Decline in US Jobless Claims: Positive Sign or Just a Small Change?

thecekodok


Initial claims for state jobless benefits fell by a seasonally adjusted 2,000 to 231,000 for the week ended Aug. 24, the Labor Department reported on Thursday. Economists interviewed by Reuters had forecast 232,000 claims for the latest week.


Claims have rebounded from an 11-month high at the end of July as disruptions from the temporary shutdown of motor vehicle factories for new model overhauls and the effects of Hurricane Beryl fade. The data remained at a level consistent with a cooling labor market, which should help ease concerns about a rapid slowdown.


The Labor Department's Bureau of Labor Statistics last week estimated that job growth was overestimated by 68,000 jobs per month in the 12 months through March. But most economists view these benchmark revision estimates as misleading.


The slow momentum in the labor market, characterized by a large decline in hiring, has caught the attention of Federal Reserve policymakers. Fed Chairman Jerome Powell on Friday signaled that an interest rate cut is imminent in response to concerns about the job market.


Financial markets expect the U.S. central bank to will begin its tapering cycle next month with a 25 basis point reduction in its benchmark overnight interest rate, although a half percentage point reduction is also being considered. The Fed has kept its policy rate in the current 5.25%-5.50% range for more than a year, after raising it by 525 basis points in 2022 and 2023.

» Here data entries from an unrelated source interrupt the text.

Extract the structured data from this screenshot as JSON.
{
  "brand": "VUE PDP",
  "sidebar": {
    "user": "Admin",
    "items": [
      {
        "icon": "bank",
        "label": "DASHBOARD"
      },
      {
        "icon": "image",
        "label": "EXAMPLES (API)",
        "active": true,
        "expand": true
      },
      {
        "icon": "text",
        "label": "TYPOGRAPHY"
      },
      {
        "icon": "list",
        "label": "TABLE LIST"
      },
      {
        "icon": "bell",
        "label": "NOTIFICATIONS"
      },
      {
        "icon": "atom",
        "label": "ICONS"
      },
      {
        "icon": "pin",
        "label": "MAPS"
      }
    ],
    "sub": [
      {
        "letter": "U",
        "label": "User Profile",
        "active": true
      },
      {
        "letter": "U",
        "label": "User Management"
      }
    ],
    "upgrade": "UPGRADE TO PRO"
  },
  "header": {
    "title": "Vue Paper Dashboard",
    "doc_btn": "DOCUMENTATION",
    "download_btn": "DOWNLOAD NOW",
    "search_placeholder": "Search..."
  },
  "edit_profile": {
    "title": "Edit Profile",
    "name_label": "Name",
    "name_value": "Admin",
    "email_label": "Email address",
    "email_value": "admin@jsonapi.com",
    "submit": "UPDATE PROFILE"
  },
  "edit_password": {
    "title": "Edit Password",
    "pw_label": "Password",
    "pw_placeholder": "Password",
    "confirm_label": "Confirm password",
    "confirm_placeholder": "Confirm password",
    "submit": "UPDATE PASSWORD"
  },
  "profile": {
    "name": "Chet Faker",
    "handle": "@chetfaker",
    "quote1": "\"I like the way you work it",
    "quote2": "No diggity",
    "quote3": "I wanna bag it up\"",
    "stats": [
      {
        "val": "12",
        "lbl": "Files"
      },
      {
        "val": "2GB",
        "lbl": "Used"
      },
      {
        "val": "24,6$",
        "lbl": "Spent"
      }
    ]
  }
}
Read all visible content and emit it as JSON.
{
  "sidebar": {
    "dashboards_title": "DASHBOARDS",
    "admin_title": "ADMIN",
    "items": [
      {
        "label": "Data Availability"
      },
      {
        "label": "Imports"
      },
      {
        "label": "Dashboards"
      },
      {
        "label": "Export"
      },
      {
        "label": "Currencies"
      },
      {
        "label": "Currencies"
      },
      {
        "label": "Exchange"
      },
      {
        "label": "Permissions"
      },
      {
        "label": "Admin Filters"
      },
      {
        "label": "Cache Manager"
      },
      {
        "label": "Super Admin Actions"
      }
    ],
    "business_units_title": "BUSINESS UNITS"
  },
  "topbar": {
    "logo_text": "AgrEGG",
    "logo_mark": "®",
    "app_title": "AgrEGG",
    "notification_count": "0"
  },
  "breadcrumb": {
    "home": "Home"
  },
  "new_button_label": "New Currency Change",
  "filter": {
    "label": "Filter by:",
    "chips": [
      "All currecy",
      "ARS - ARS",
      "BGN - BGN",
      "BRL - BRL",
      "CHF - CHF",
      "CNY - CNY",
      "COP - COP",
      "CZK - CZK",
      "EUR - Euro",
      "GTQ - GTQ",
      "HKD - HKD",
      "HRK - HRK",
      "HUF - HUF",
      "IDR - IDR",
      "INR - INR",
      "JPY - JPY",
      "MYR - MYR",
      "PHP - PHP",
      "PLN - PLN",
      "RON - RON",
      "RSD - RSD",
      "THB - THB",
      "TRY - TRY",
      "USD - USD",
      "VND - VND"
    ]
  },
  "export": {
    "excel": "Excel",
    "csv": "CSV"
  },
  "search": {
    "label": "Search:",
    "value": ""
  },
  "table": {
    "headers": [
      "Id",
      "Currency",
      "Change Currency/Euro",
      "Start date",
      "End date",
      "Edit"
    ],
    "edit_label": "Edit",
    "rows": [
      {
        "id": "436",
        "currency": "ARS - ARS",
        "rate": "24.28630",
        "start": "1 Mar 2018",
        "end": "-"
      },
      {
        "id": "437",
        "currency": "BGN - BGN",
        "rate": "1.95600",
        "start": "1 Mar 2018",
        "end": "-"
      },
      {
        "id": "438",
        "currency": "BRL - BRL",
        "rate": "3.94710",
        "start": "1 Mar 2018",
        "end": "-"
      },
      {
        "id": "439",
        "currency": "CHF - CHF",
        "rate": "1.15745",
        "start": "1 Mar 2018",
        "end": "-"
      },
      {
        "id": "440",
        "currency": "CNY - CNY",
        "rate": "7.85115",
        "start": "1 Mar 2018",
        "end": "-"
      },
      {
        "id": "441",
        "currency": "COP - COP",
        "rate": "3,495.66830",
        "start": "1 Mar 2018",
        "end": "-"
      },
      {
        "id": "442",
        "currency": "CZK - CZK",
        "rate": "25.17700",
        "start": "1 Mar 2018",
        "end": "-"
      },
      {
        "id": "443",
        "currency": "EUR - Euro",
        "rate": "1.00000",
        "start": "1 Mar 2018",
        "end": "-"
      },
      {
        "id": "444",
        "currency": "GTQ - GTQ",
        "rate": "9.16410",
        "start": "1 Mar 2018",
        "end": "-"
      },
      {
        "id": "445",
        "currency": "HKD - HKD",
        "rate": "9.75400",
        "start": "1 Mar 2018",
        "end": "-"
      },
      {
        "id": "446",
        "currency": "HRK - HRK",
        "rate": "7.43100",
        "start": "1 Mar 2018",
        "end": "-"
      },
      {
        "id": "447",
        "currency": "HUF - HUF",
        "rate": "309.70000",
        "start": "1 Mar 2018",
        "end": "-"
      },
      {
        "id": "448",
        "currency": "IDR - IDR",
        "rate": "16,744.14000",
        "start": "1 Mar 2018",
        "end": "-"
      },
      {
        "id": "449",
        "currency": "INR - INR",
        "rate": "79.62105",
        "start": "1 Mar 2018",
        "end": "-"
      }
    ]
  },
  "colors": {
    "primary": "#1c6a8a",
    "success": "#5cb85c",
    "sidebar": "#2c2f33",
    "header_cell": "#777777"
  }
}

The number of people receiving benefits after the initial week of aid, which is a proxy for hiring, rose by 13,000 to a seasonally adjusted 1.868 million in the week ended Aug. 17, according to the claims report. These ongoing claims are close to levels last seen in late 2021, indicating a longer period of unemployment.


Continuous claims data covers the period in which the government surveys households to determine the unemployment rate for the month of August. Economists expect the unemployment rate this month to either remain close to a three-year high of 4.3% or fall to 4.2%.


The unemployment rate has risen for four consecutive months, partly reflecting an increase in the labor supply fueled by immigration.